When I saw the character design for the villain, I was even more hopeful. The guy looked pretty darn cool. But still, I went into that movie theater–that was occupied by twenty people max–with as cynical an attitude as I could muster.
So, what did I think of the movie? Some of the character development seemed off to me, the songs, while not bad, weren’t even close to the memorability of past Disney musicals (personally I’d rather they do away with the musical format in their animation). In fact, the movie even had its moments where it was surprisingly dark. And not to spoil anything, though I imagine that anyone that cares about this movie has already seen it before reading this, but when a character dies in this movie, they stay dead! I was sitting there the entire time, thinking, He better stay dead, or so help me!
The final plot twist wasn’t anything that should have surprised me, but it was enough for a kid to be surprised. Though for most of the adults in the audience it was kind of a “Doh!” moment.
Now, what did think of this movie? Did Disney manage to succeed in what they should have been doing in the first place, rather than endorsing Milley Cirus and the Jonas Brothers?
In fact, I think they did. While it doesn’t feature ground breaking writing, the story manages to keep you entertained, and the character dilemmas felt very real, though they could have been resolved slightly better. The animation is Disney at it’s best, though the art style, while harking back to classic Disney, seemed a little odd for some of the characters. It was like the only really pretty girl was the main character, and every other character seemed a little off, even her best friend. Though, the art style wasn’t all that was strange about her. Speaking of her best friend, was I the only one who was a little weirded out by how much more pronounced the animation for her bust was?

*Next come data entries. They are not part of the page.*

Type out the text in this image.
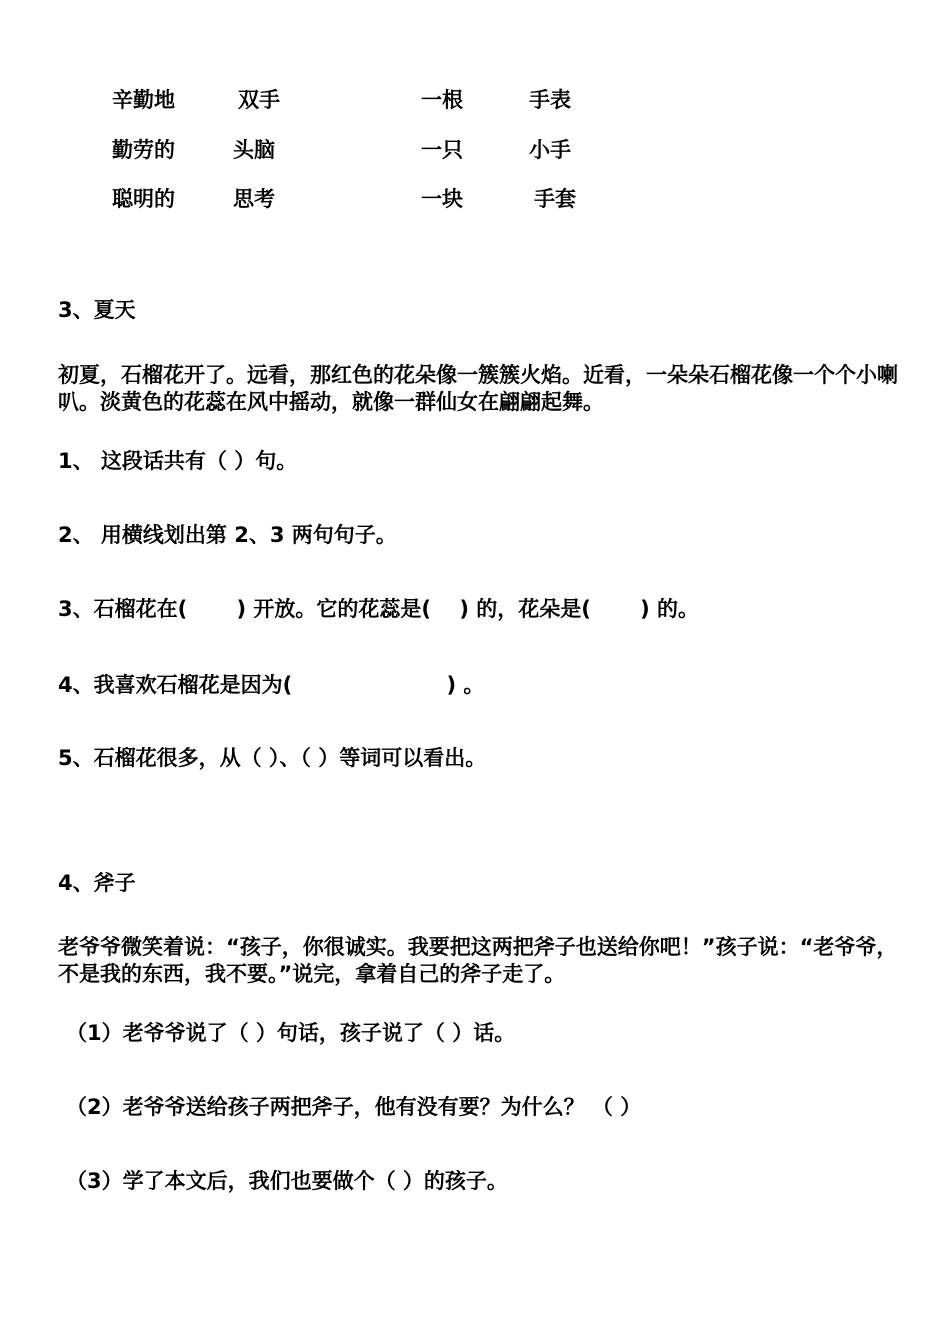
辛勤地	双手	一根	手表
勤劳的	头脑	一只	小手
聪明的	思考	一块	手套
3、夏天
初夏，石榴花开了。远看，那红色的花朵像一簇簇火焰。近看，一朵朵石榴花像一个个小喇叭。淡黄色的花蕊在风中摇动，就像一群仙女在翩翩起舞。
1、 这段话共有（ ）句。
2、 用横线划出第 2、3 两句句子。
3、石榴花在(　　 ) 开放。它的花蕊是(　 ) 的，花朵是(　　 ) 的。
4、我喜欢石榴花是因为(　　　　　　　 ) 。
5、石榴花很多，从（ ）、（ ）等词可以看出。
4、斧子
老爷爷微笑着说：“孩子，你很诚实。我要把这两把斧子也送给你吧！”孩子说：“老爷爷，不是我的东西，我不要。”说完，拿着自己的斧子走了。
（1）老爷爷说了（ ）句话，孩子说了（ ）话。
（2）老爷爷送给孩子两把斧子，他有没有要？为什么？ （ ）
（3）学了本文后，我们也要做个（ ）的孩子。
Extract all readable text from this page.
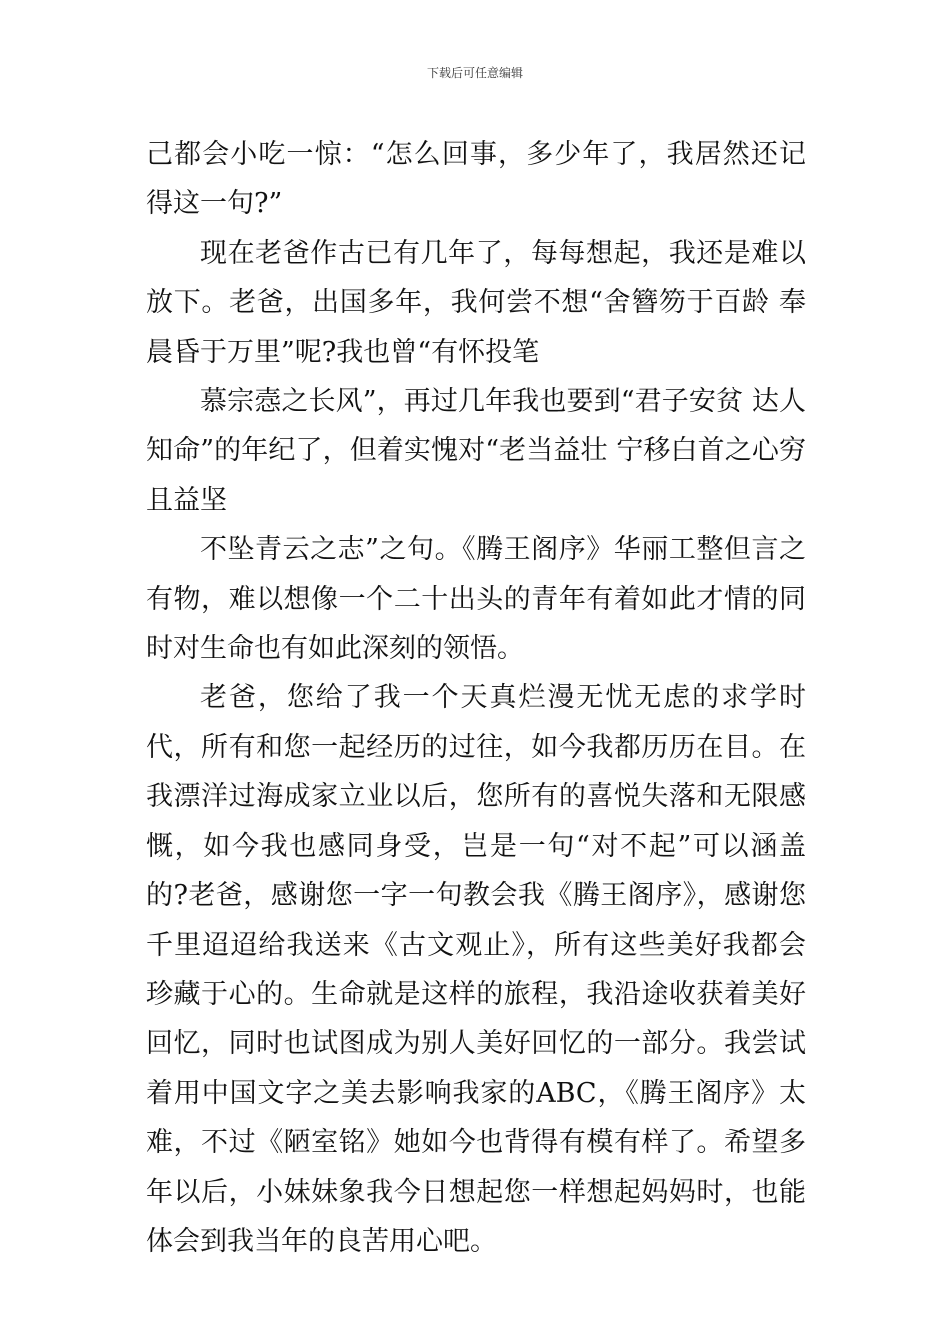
下载后可任意编辑

己都会小吃一惊：“怎么回事，多少年了，我居然还记得这一句?”

现在老爸作古已有几年了，每每想起，我还是难以放下。老爸，出国多年，我何尝不想“舍簪笏于百龄 奉晨昏于万里”呢?我也曾“有怀投笔

慕宗悫之长风”，再过几年我也要到“君子安贫 达人知命”的年纪了，但着实愧对“老当益壮 宁移白首之心穷且益坚

不坠青云之志”之句。《腾王阁序》华丽工整但言之有物，难以想像一个二十出头的青年有着如此才情的同时对生命也有如此深刻的领悟。

老爸，您给了我一个天真烂漫无忧无虑的求学时代，所有和您一起经历的过往，如今我都历历在目。在我漂洋过海成家立业以后，您所有的喜悦失落和无限感慨，如今我也感同身受，岂是一句“对不起”可以涵盖的?老爸，感谢您一字一句教会我《腾王阁序》，感谢您千里迢迢给我送来《古文观止》，所有这些美好我都会珍藏于心的。生命就是这样的旅程，我沿途收获着美好回忆，同时也试图成为别人美好回忆的一部分。我尝试着用中国文字之美去影响我家的ABC，《腾王阁序》太难，不过《陋室铭》她如今也背得有模有样了。希望多年以后，小妹妹象我今日想起您一样想起妈妈时，也能体会到我当年的良苦用心吧。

In the end, a surprisingly good movie. It could have done with another half hour or so, with which to develop the characters properly, but it did well for the length it was given. The happy ending we got didn’t feel tacked on, despite the obvious loophole at the end, which was pointed out best by our good friend The Bum. Still, I did find it worth noting that both characters had issues they needed to work out. While these could have been resolved better, the flow of the movie was strong enough to make it at least bearable for the parents watching the movie with their children. Just look at it this way, it’s no Cinderella 2, or III.